Marty Baron, editor of the Washington Post, spoke for many of us in the news business when he called the move not just unprecedented but “appalling.”
The punitive action was taken shortly after the president criticized a story that a White House official had asked the FBI to refute a New York Times article concerning alleged contacts between associates in Trump’s campaign and Russian intelligence officials in the year before the election. Using executive authority to influence an ongoing federal investigation is a serious charge. But Trump simply dismissed the report as “fake news” as he has done before with stories not of his liking. This time, however, the president vowed to take action. “The fake news doesn’t tell the story,” he said at a Conservative Political Action Conference in Washington. “It doesn’t represent the people, it doesn’t and never will represent the people, and we’re going to do something about.”
That something was to close the door on those members of the press he disfavors.

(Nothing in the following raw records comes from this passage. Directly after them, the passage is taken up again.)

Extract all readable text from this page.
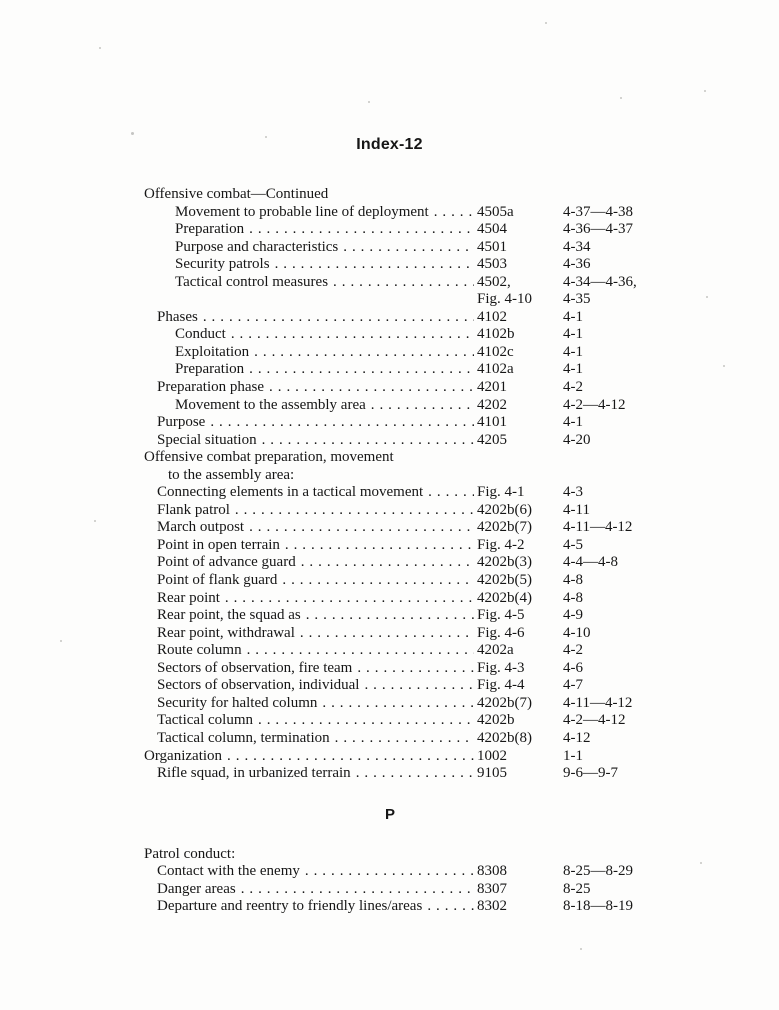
Index-12
Offensive combat—Continued
Movement to probable line of deployment . . .	4505a	4-37—4-38
Preparation . . .	4504	4-36—4-37
Purpose and characteristics . . .	4501	4-34
Security patrols . . .	4503	4-36
Tactical control measures . . .	4502,	4-34—4-36,
Fig. 4-10	4-35
Phases . . .	4102	4-1
Conduct . . .	4102b	4-1
Exploitation . . .	4102c	4-1
Preparation . . .	4102a	4-1
Preparation phase . . .	4201	4-2
Movement to the assembly area . . .	4202	4-2—4-12
Purpose . . .	4101	4-1
Special situation . . .	4205	4-20
Offensive combat preparation, movement
to the assembly area:
Connecting elements in a tactical movement . . .	Fig. 4-1	4-3
Flank patrol . . .	4202b(6)	4-11
March outpost . . .	4202b(7)	4-11—4-12
Point in open terrain . . .	Fig. 4-2	4-5
Point of advance guard . . .	4202b(3)	4-4—4-8
Point of flank guard . . .	4202b(5)	4-8
Rear point . . .	4202b(4)	4-8
Rear point, the squad as . . .	Fig. 4-5	4-9
Rear point, withdrawal . . .	Fig. 4-6	4-10
Route column . . .	4202a	4-2
Sectors of observation, fire team . . .	Fig. 4-3	4-6
Sectors of observation, individual . . .	Fig. 4-4	4-7
Security for halted column . . .	4202b(7)	4-11—4-12
Tactical column . . .	4202b	4-2—4-12
Tactical column, termination . . .	4202b(8)	4-12
Organization . . .	1002	1-1
Rifle squad, in urbanized terrain . . .	9105	9-6—9-7
P
Patrol conduct:
Contact with the enemy . . .	8308	8-25—8-29
Danger areas . . .	8307	8-25
Departure and reentry to friendly lines/areas . . .	8302	8-18—8-19
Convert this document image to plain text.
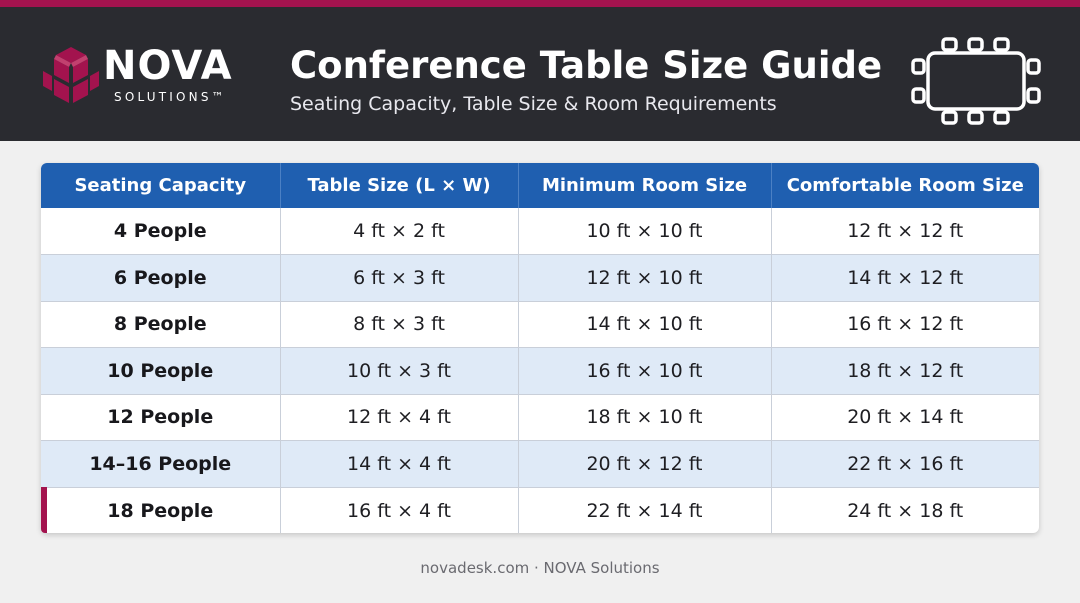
NOVA
SOLUTIONS™
Conference Table Size Guide
Seating Capacity, Table Size & Room Requirements
Seating Capacity	Table Size (L × W)	Minimum Room Size	Comfortable Room Size
4 People	4 ft × 2 ft	10 ft × 10 ft	12 ft × 12 ft
6 People	6 ft × 3 ft	12 ft × 10 ft	14 ft × 12 ft
8 People	8 ft × 3 ft	14 ft × 10 ft	16 ft × 12 ft
10 People	10 ft × 3 ft	16 ft × 10 ft	18 ft × 12 ft
12 People	12 ft × 4 ft	18 ft × 10 ft	20 ft × 14 ft
14–16 People	14 ft × 4 ft	20 ft × 12 ft	22 ft × 16 ft
18 People	16 ft × 4 ft	22 ft × 14 ft	24 ft × 18 ft
novadesk.com · NOVA Solutions
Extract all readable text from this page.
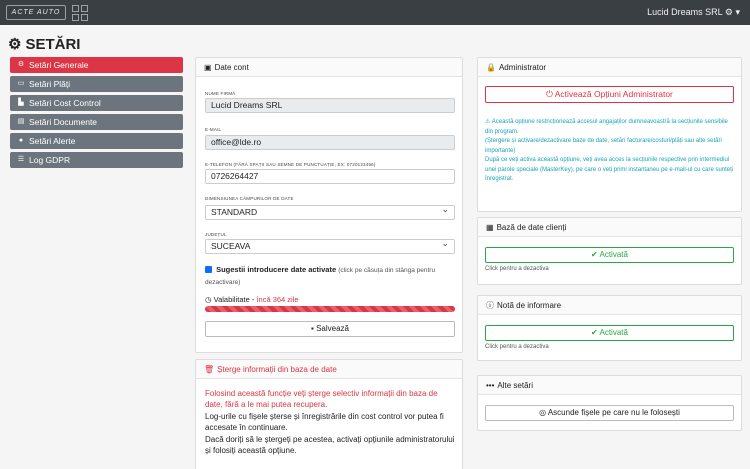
ACTE AUTO	Lucid Dreams SRL ⚙ ▾
⚙ SETĂRI
⚙ Setări Generale
▭ Setări Plăți
▙ Setări Cost Control
▤ Setări Documente
● Setări Alerte
☰ Log GDPR
▣ Date cont
NUME FIRMĂ
Lucid Dreams SRL
E-MAIL
office@lde.ro
E-TELEFON (FĂRĂ SPAȚII SAU SEMNE DE PUNCTUAȚIE, EX: 0720123456)
0726264427
DIMENSIUNEA CÂMPURILOR DE DATE
STANDARD ⌄
JUDEȚUL
SUCEAVA ⌄
Sugestii introducere date activate (click pe căsuța din stânga pentru dezactivare)
◷ Valabilitate - încă 364 zile
▪ Salvează
🗑 Șterge informații din baza de date
Folosind această funcție veți șterge selectiv informații din baza de date, fără a le mai putea recupera.
Log-urile cu fișele șterse și înregistrările din cost control vor putea fi accesate în continuare.
Dacă doriți să le ștergeți pe acestea, activați opțiunile administratorului și folosiți această opțiune.
🔒 Administrator
⏻ Activează Opțiuni Administrator
⚠ Această opțiune restricționează accesul angajaților dumneavoastră la secțiunile sensibile din program.
(Ștergere și activare/dezactivare baze de date, setări facturare/costuri/plăți sau alte setări importante)
După ce veți activa această opțiune, veți avea acces la secțiunile respective prin intermediul unei parole speciale (MasterKey), pe care o veți primi instantaneu pe e-mail-ul cu care sunteți înregistrat.
▦ Bază de date clienți
✔ Activată
Click pentru a dezactiva
ⓘ Notă de informare
✔ Activată
Click pentru a dezactiva
••• Alte setări
◎ Ascunde fișele pe care nu le folosești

We’re comforted by the fact that a number of reporters refused to go along with this charade. Reporters from the Associated Press and Time magazine chose not to attend when it became clear that their peers were not going to be allowed inside. The Washington Post also did not send a reporter. But perhaps more troubling than those who were excluded was the list of those who were allowed to attend. They included such White House-friendly outlets as Breitbart News, the Washington Times and OANN, a conservative TV network.
In some ways, this comes as no surprise. It was only a matter of time. In June, Trump banned the Washington Post from covering his presidential campaign. He had also banned the Huffington Post, the Daily Beast, Politico and BuzzFeed until just two months before Election Day.
Such retaliation also is in keeping with the bellicose remarks of Trump’s chief strategist Stephen K. Bannon who told attendees at CPAC that the “corporatist, globalist media” dislike Trump because of his “economic nationalist agenda.” “If you think they’re going to give you your country back without a fight, you are sadly mistaken,” he said. “Every day, it is going to be a fight.”
If Bannon is inferring that the press will not stand down from its mission to tell the truth in defiance of a presidential administration that puts a premium on spin, invective and faux facts, he is correct.
As David Axelrod, a former senior advisor to President Barack Obama and director of the University of Chicago’s Institute of Politics, said on CNN Friday, if the price of admission to White House briefings is now writing things that pleases the president “then that’s a price that’s too high to pay.”